I don't know if I read your post right, but it sounded like the doctor ordered the heparin to be d/c.
Perfect nurses see a d/c order like that and instantly know it's not right and question it--every single time!
Nobody's perfect though...Including the doctor in this case! Remember, the doctor ordered it to be discontinued. It's his/her mistake to share. If nurses are going to take 100% responsibility for every single order, we may as well fire all the doctors and put in orders ourself!
But, you see, there's a reason we don't do things like order heparin drips, or develop plans to bridge to coumadin: we don't have the same specialized training.
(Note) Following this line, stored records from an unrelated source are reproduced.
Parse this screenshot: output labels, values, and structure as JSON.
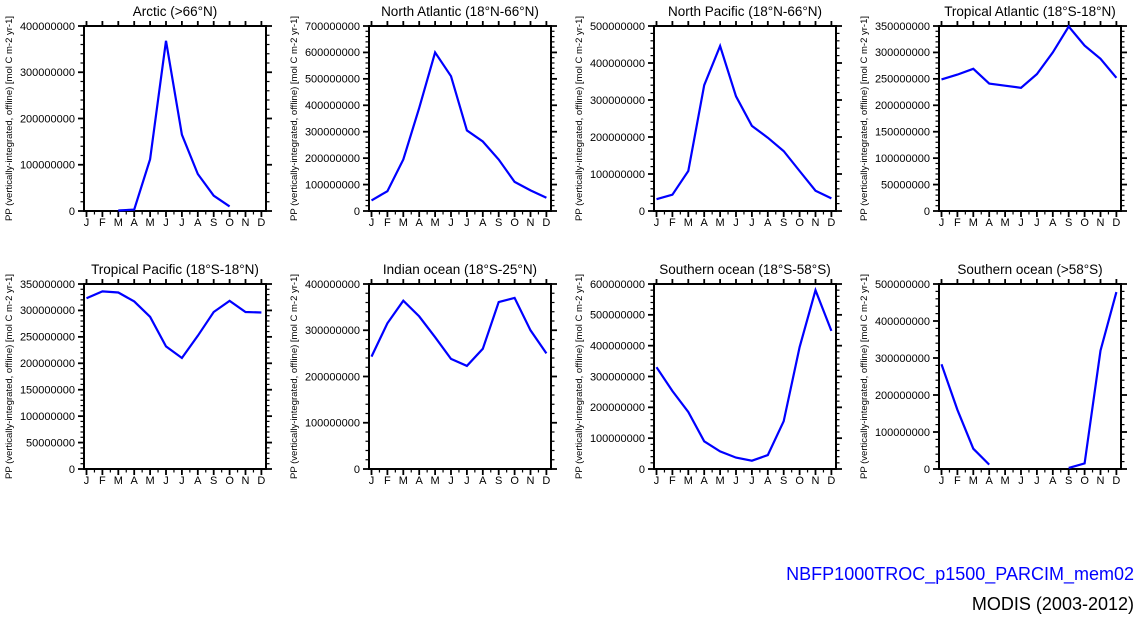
{
  "page": {
    "background_color": "#ffffff",
    "line_color": "#0000ff",
    "axis_color": "#000000"
  },
  "legend": {
    "model_label": "NBFP1000TROC_p1500_PARCIM_mem02",
    "model_color": "#0000ff",
    "obs_label": "MODIS (2003-2012)",
    "obs_color": "#000000"
  },
  "chart_data": [
    {
      "type": "line",
      "title": "Arctic (>66°N)",
      "ylabel": "PP (vertically-integrated, offline) [mol C m-2 yr-1]",
      "categories": [
        "J",
        "F",
        "M",
        "A",
        "M",
        "J",
        "J",
        "A",
        "S",
        "O",
        "N",
        "D"
      ],
      "ylim": [
        0,
        400000000
      ],
      "ytick_step": 100000000,
      "grid": false,
      "values": [
        null,
        null,
        1000000,
        3000000,
        112000000,
        368000000,
        165000000,
        80000000,
        33000000,
        10000000,
        null,
        null
      ]
    },
    {
      "type": "line",
      "title": "North Atlantic (18°N-66°N)",
      "ylabel": "PP (vertically-integrated, offline) [mol C m-2 yr-1]",
      "categories": [
        "J",
        "F",
        "M",
        "A",
        "M",
        "J",
        "J",
        "A",
        "S",
        "O",
        "N",
        "D"
      ],
      "ylim": [
        0,
        700000000
      ],
      "ytick_step": 100000000,
      "grid": false,
      "values": [
        40000000,
        75000000,
        195000000,
        390000000,
        600000000,
        510000000,
        305000000,
        263000000,
        195000000,
        110000000,
        78000000,
        50000000
      ]
    },
    {
      "type": "line",
      "title": "North Pacific (18°N-66°N)",
      "ylabel": "PP (vertically-integrated, offline) [mol C m-2 yr-1]",
      "categories": [
        "J",
        "F",
        "M",
        "A",
        "M",
        "J",
        "J",
        "A",
        "S",
        "O",
        "N",
        "D"
      ],
      "ylim": [
        0,
        500000000
      ],
      "ytick_step": 100000000,
      "grid": false,
      "values": [
        32000000,
        44000000,
        108000000,
        340000000,
        446000000,
        310000000,
        230000000,
        198000000,
        162000000,
        108000000,
        55000000,
        34000000
      ]
    },
    {
      "type": "line",
      "title": "Tropical Atlantic (18°S-18°N)",
      "ylabel": "PP (vertically-integrated, offline) [mol C m-2 yr-1]",
      "categories": [
        "J",
        "F",
        "M",
        "A",
        "M",
        "J",
        "J",
        "A",
        "S",
        "O",
        "N",
        "D"
      ],
      "ylim": [
        0,
        350000000
      ],
      "ytick_step": 50000000,
      "grid": false,
      "values": [
        249000000,
        258000000,
        269000000,
        241000000,
        237000000,
        233000000,
        259000000,
        300000000,
        349000000,
        313000000,
        288000000,
        252000000
      ]
    },
    {
      "type": "line",
      "title": "Tropical Pacific (18°S-18°N)",
      "ylabel": "PP (vertically-integrated, offline) [mol C m-2 yr-1]",
      "categories": [
        "J",
        "F",
        "M",
        "A",
        "M",
        "J",
        "J",
        "A",
        "S",
        "O",
        "N",
        "D"
      ],
      "ylim": [
        0,
        350000000
      ],
      "ytick_step": 50000000,
      "grid": false,
      "values": [
        323000000,
        336000000,
        334000000,
        317000000,
        288000000,
        232000000,
        210000000,
        252000000,
        297000000,
        318000000,
        297000000,
        296000000
      ]
    },
    {
      "type": "line",
      "title": "Indian ocean (18°S-25°N)",
      "ylabel": "PP (vertically-integrated, offline) [mol C m-2 yr-1]",
      "categories": [
        "J",
        "F",
        "M",
        "A",
        "M",
        "J",
        "J",
        "A",
        "S",
        "O",
        "N",
        "D"
      ],
      "ylim": [
        0,
        400000000
      ],
      "ytick_step": 100000000,
      "grid": false,
      "values": [
        243000000,
        315000000,
        364000000,
        330000000,
        285000000,
        238000000,
        223000000,
        260000000,
        361000000,
        370000000,
        300000000,
        250000000
      ]
    },
    {
      "type": "line",
      "title": "Southern ocean (18°S-58°S)",
      "ylabel": "PP (vertically-integrated, offline) [mol C m-2 yr-1]",
      "categories": [
        "J",
        "F",
        "M",
        "A",
        "M",
        "J",
        "J",
        "A",
        "S",
        "O",
        "N",
        "D"
      ],
      "ylim": [
        0,
        600000000
      ],
      "ytick_step": 100000000,
      "grid": false,
      "values": [
        330000000,
        253000000,
        185000000,
        90000000,
        57000000,
        37000000,
        27000000,
        45000000,
        155000000,
        395000000,
        580000000,
        448000000
      ]
    },
    {
      "type": "line",
      "title": "Southern ocean (>58°S)",
      "ylabel": "PP (vertically-integrated, offline) [mol C m-2 yr-1]",
      "categories": [
        "J",
        "F",
        "M",
        "A",
        "M",
        "J",
        "J",
        "A",
        "S",
        "O",
        "N",
        "D"
      ],
      "ylim": [
        0,
        500000000
      ],
      "ytick_step": 100000000,
      "grid": false,
      "values": [
        283000000,
        160000000,
        55000000,
        12000000,
        null,
        null,
        null,
        null,
        3000000,
        15000000,
        320000000,
        478000000
      ]
    }
  ]
}
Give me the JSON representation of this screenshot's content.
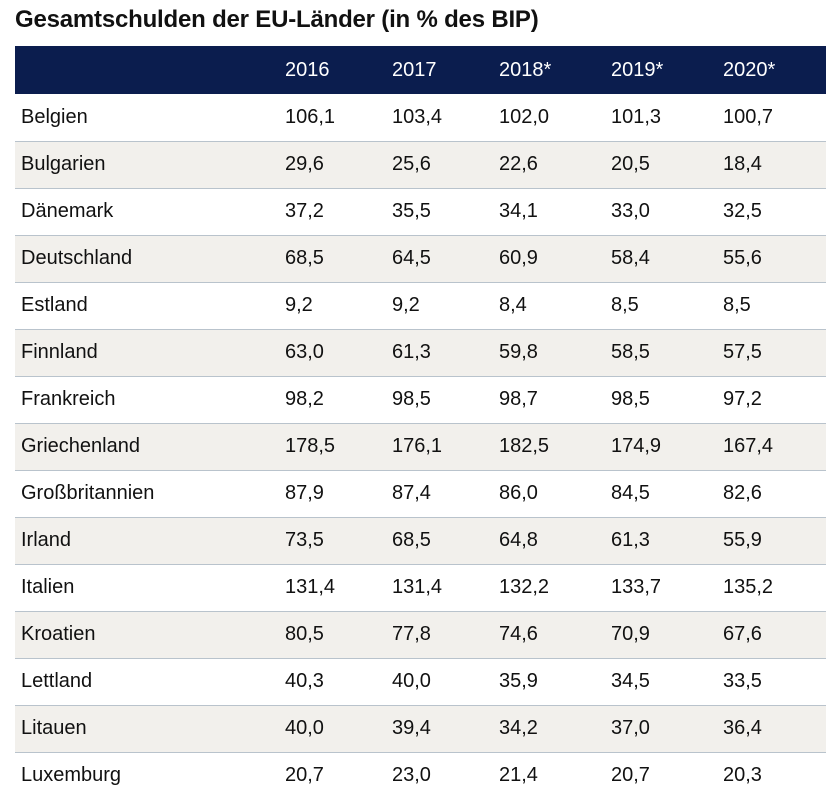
{
  "title": "Gesamtschulden der EU-Länder (in % des BIP)",
  "table": {
    "headers": [
      "",
      "2016",
      "2017",
      "2018*",
      "2019*",
      "2020*"
    ],
    "rows": [
      {
        "country": "Belgien",
        "values": [
          "106,1",
          "103,4",
          "102,0",
          "101,3",
          "100,7"
        ]
      },
      {
        "country": "Bulgarien",
        "values": [
          "29,6",
          "25,6",
          "22,6",
          "20,5",
          "18,4"
        ]
      },
      {
        "country": "Dänemark",
        "values": [
          "37,2",
          "35,5",
          "34,1",
          "33,0",
          "32,5"
        ]
      },
      {
        "country": "Deutschland",
        "values": [
          "68,5",
          "64,5",
          "60,9",
          "58,4",
          "55,6"
        ]
      },
      {
        "country": "Estland",
        "values": [
          "9,2",
          "9,2",
          "8,4",
          "8,5",
          "8,5"
        ]
      },
      {
        "country": "Finnland",
        "values": [
          "63,0",
          "61,3",
          "59,8",
          "58,5",
          "57,5"
        ]
      },
      {
        "country": "Frankreich",
        "values": [
          "98,2",
          "98,5",
          "98,7",
          "98,5",
          "97,2"
        ]
      },
      {
        "country": "Griechenland",
        "values": [
          "178,5",
          "176,1",
          "182,5",
          "174,9",
          "167,4"
        ]
      },
      {
        "country": "Großbritannien",
        "values": [
          "87,9",
          "87,4",
          "86,0",
          "84,5",
          "82,6"
        ]
      },
      {
        "country": "Irland",
        "values": [
          "73,5",
          "68,5",
          "64,8",
          "61,3",
          "55,9"
        ]
      },
      {
        "country": "Italien",
        "values": [
          "131,4",
          "131,4",
          "132,2",
          "133,7",
          "135,2"
        ]
      },
      {
        "country": "Kroatien",
        "values": [
          "80,5",
          "77,8",
          "74,6",
          "70,9",
          "67,6"
        ]
      },
      {
        "country": "Lettland",
        "values": [
          "40,3",
          "40,0",
          "35,9",
          "34,5",
          "33,5"
        ]
      },
      {
        "country": "Litauen",
        "values": [
          "40,0",
          "39,4",
          "34,2",
          "37,0",
          "36,4"
        ]
      },
      {
        "country": "Luxemburg",
        "values": [
          "20,7",
          "23,0",
          "21,4",
          "20,7",
          "20,3"
        ]
      }
    ]
  },
  "colors": {
    "header_bg": "#0b1d4e",
    "header_text": "#ffffff",
    "stripe_bg": "#f2f0ec",
    "row_divider": "#b9c3cc"
  }
}
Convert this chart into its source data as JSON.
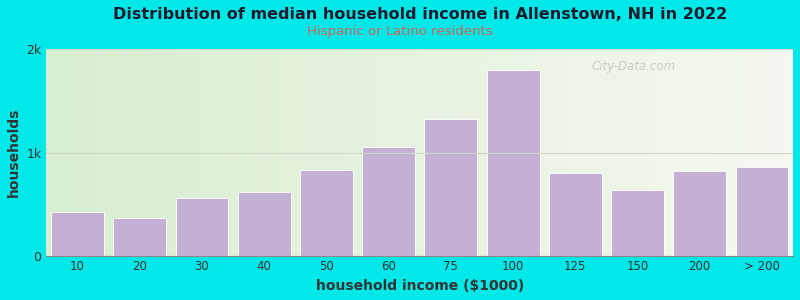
{
  "title": "Distribution of median household income in Allenstown, NH in 2022",
  "subtitle": "Hispanic or Latino residents",
  "xlabel": "household income ($1000)",
  "ylabel": "households",
  "bg_outer": "#00e8e8",
  "bar_color": "#c4b0d5",
  "categories": [
    "10",
    "20",
    "30",
    "40",
    "50",
    "60",
    "75",
    "100",
    "125",
    "150",
    "200",
    "> 200"
  ],
  "values": [
    420,
    370,
    560,
    620,
    830,
    1050,
    1330,
    1800,
    800,
    640,
    820,
    860
  ],
  "ylim": [
    0,
    2000
  ],
  "ytick_labels": [
    "0",
    "1k",
    "2k"
  ],
  "watermark": "City-Data.com",
  "title_color": "#1a1a2e",
  "subtitle_color": "#cc6655",
  "grid_color": "#d0d8c8",
  "bg_left_color": "#d8eed0",
  "bg_right_color": "#f5f8f0"
}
Yes, it's a nurse's job to question orders, but this is a very subjective art that takes an entire career to master--and even then, erroneous orders can slip through the cracks. We need to stop taking the whole weight of a doctor's responsibilities on our shoulders. And Doctors need to stop casually putting in orders with the assumption that nurses will catch mistakes.
One last point. Why was that nurse calling you at home?
a) She should be calling the doctor to clarify the order, not you! You didn't put in the order, the doctor did. It wasn't your order to clarify!!!
b) If she wanted to tell you that you made an error (rub it in?), she could have done it on the next shift. I suspect she was just doing it to boost her own ego for catching an error.
Anyway, I just wanted to stand up for you a little bit. This mistake was not as big as you are probably thinking. Like everyone has mentioned...you will never make that mistake again.
Nurses frequently learn from horrible failures. What an incredible way to learn!!!